3) Ventilatie via de mestpoort: velen onder jullie zullen het wel opgemerkt hebben dat bij langdurige droogte het groenscherm, de zwarte elsen, wordt omgetoverd tot een winters tafereel van witte elsen: de bladeren zijn dan bedekt met een laag grijs-wit stof. Enkele jaren geleden hadden we hierover al eens vragen gesteld. We kregen als antwoord dat het bedrijf hiervoor in regel was. Op één of andere onduidelijke manier heeft het bedrijf toch de toelating gekregen om de ventilatie via de mestopslagplaats te laten gebeuren, de resterende 75% ongezuiverde lucht komt hier naar buiten en tot overmaat van ramp passeert het nog eens de gestockeerde droge meststapel. De gevolgen zijn intussen gekend: een enorme uitstoot van stank, ammoniak en fijn stof. In het milieuvergunningsdossier wordt enkel aangehaald dat de mestopslagplaats een bron van emissie kan zijn maar worden geen concrete cijfers gegeven. Verder is dit systeem niet in regel met het ammoniak-emissie-arme systeem (AEA-staltype) dat het bedrijf zogezegd zou hebben. Een van de voorwaarden voor dit systeem is namelijk dat de mestopslagplaats volledig afgesloten dient te zijn. De ventilatoren die aanwezig zijn in de mestopslagplaats hebben echter een enorme capaciteit. Conclusie: opnieuw is dit een extra uitstoot van fijn stof, ammoniak en geur die nergens in rekening wordt gebracht.

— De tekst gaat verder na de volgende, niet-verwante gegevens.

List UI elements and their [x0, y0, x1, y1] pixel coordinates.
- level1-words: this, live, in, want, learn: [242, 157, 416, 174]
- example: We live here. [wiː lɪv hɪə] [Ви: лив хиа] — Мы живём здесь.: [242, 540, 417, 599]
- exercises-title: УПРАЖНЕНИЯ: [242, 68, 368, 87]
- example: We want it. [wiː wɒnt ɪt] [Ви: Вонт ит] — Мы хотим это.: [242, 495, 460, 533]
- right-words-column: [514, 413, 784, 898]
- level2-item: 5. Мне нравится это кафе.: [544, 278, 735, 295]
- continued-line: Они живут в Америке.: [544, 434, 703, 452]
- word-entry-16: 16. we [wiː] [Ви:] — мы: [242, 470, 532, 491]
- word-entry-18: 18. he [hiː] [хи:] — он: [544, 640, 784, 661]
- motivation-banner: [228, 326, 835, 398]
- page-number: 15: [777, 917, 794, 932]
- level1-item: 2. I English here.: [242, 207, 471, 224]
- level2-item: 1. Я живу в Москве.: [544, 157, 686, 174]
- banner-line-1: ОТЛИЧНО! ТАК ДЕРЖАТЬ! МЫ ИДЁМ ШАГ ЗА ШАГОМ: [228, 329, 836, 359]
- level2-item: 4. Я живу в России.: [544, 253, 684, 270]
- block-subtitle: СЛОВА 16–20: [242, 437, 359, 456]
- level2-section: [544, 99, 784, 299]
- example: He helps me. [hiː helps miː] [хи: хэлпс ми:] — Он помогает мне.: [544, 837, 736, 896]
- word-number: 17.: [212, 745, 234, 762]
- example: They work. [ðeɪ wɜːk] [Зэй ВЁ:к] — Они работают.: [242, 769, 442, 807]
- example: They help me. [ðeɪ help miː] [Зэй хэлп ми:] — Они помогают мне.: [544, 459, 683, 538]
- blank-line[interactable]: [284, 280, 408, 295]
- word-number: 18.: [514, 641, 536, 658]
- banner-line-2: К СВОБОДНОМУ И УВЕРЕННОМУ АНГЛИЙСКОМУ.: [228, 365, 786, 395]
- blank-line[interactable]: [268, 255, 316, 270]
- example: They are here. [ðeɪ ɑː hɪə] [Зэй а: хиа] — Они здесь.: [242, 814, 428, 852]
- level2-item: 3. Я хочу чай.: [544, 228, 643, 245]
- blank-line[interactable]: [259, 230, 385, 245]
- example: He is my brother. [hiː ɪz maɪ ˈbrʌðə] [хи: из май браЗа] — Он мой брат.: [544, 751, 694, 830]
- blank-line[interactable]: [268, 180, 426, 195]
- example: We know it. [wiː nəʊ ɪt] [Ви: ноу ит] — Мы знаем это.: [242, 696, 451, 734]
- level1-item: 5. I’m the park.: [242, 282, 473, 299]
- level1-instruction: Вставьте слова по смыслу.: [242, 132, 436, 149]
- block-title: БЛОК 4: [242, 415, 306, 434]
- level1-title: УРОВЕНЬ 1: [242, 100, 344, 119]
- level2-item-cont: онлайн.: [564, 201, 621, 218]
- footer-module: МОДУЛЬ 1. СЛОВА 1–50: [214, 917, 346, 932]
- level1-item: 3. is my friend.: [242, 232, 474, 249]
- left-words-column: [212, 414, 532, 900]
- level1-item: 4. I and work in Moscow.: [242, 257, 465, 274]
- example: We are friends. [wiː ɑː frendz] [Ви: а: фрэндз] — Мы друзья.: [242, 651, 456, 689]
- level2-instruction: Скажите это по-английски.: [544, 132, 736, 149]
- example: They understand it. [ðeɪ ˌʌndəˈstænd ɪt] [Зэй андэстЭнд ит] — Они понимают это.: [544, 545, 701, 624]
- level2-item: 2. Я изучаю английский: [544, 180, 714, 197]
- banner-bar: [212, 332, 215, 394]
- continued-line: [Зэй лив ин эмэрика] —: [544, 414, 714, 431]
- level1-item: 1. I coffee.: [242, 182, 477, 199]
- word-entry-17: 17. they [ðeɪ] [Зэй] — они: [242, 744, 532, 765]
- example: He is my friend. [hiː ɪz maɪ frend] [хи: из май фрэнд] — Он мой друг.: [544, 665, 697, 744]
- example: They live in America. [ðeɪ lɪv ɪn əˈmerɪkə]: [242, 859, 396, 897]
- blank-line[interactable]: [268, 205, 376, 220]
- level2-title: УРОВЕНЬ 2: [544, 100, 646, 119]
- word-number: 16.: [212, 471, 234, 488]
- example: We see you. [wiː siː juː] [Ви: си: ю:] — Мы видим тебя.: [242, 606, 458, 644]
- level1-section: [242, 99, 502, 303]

– Anno 2017: Aanvraag voor plaatsen van een stofbak + uitbreiding met 9000 bio-kippen in vrije uitloop
1) Ter hoogte van de mestpoort wenst het bedrijf een stofbak te plaatsen. Wat kunnen we verstaan onder een stofbak? Eigenlijk gewoon een gigantische inox-schouw van 11 meter hoog. In het milieuvergunningsdossier wordt naar een meer complexer systeem verwezen waar een magere 20% stofreductie mee behaald wordt. Hier is gewoon sprake van een schouw met een bocht, en ja, die bocht zal mogelijks wel wat stof tegenhouden maar zeker geen 20%. Wat wel een gevolg zal zijn van het plaatsen van een stofbak, is dat de luchtuitstoot iets hoger zal plaatsvinden, waardoor het hierboven beschreven winterse tafereel zich zal verplaatsen en dichter bij de omliggende huizen zal te zien zijn. Meerdere gezinnen, ook verder van het bedrijf gelegen zullen er de gevolgen van dragen. Geen ademhalingsproblemen en geurhinder voor de zogezegde bio-kippen en de heel nabije omgeving enkele meters rond het bedrijf. De uitstoot vertrekt gewoon vanuit een hoger punt en van een echte reductie van fijn stof, ammoniak en geur is geen sprake. Alles wordt “democratischer” verdeeld in de wijdere omgeving.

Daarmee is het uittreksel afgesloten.